With the MRIs he had on day 2 and 3 of life he had a really hard time staying
warm (the MRI rooms are freezing) so I was nervous about his temp. The nurse
took his temp as soon as he came back in and he was at 98.2 degrees hanging out
super comfy. After taking his vitals (which all looked great) they started his
feed again which he took down like a champ. No problems.

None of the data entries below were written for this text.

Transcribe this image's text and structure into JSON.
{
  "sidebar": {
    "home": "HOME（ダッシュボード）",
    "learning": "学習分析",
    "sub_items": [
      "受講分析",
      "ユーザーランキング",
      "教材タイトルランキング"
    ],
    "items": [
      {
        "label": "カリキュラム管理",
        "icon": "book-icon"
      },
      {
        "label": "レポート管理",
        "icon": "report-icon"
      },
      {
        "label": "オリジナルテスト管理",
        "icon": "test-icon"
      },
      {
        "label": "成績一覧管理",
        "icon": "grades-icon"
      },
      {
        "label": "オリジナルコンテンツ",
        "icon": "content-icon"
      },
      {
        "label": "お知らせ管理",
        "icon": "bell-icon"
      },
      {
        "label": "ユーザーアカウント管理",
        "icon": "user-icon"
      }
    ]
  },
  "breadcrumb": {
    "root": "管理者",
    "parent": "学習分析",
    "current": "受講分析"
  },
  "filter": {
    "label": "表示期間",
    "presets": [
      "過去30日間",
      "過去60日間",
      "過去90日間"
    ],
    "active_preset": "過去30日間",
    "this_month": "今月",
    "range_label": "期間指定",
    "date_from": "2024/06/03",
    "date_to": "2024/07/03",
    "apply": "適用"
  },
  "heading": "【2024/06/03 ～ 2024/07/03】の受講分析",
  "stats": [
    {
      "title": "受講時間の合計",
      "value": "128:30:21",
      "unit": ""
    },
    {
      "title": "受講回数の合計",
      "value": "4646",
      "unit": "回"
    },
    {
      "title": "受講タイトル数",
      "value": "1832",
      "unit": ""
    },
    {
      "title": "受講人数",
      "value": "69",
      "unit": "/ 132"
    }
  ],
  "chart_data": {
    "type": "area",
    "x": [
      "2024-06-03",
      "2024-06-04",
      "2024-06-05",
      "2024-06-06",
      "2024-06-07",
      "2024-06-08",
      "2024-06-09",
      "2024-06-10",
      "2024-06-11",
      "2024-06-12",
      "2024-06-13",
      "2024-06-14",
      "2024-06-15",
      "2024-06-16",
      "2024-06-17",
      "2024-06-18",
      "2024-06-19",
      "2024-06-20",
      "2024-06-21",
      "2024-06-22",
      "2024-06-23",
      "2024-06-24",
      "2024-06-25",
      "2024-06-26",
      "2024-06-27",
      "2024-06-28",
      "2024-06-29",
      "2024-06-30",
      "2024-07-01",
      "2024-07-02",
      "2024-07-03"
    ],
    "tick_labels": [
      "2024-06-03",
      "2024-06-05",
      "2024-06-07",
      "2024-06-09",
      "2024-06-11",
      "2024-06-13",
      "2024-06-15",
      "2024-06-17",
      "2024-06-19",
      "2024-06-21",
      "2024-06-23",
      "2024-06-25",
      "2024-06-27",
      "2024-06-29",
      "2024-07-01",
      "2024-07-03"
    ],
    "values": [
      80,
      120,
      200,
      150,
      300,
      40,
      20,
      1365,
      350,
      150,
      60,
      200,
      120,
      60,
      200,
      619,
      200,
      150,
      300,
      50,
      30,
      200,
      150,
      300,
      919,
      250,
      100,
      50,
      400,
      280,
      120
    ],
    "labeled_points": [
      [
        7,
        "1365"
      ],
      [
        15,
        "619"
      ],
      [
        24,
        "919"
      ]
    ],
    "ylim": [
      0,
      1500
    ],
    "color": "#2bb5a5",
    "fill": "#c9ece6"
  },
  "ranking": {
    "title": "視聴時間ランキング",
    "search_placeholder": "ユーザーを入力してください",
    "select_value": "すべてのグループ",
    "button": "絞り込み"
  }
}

But I have not even gotten
to the best part. His Saturation numbers were AMAZING. Over the past few days
he has been hanging out around 90 – 94 (these numbers are out of 100 so you
want to be at 100%) but after his MRI he was hanging out at 98 . . . 99 . . .
100.
I'm batting better than the Cubs right now with these statistics |
Seriously kid what are you doing? Oh my goodness the afternoon became even
sunnier. I was stunned. No idea what happened down there but he seemed to like
the anesthesia they gave him. Maybe in a previous life he grew up in the 60s
and liked the Cheech and Chong way of life. I don’t know but I will take it. The
remainder of the afternoon was spent awake and very comfortable for both JD and
mom.
Tough guy after the MRI |
Devilishly handsome and a tough little Bulldog with no collar and no tube |
Yesterday and today both
started out on a low but by staying positive, trusting our parent instincts,
loving JD unconditionally and praying led to both days ending on highs
(literally for JD). From that fateful day on December 15th through
an early delivery and an extended hospital stay we have never once doubted James
Douglas. He will tell us what he needs and he will fight each and every day
with us standing proud right by his side.
JD has extraordinary life
ahead of him with lots of sunshine and a few mountains to climb; but he is
equipped with the best climbing gear ready to take on any boulders that come his way.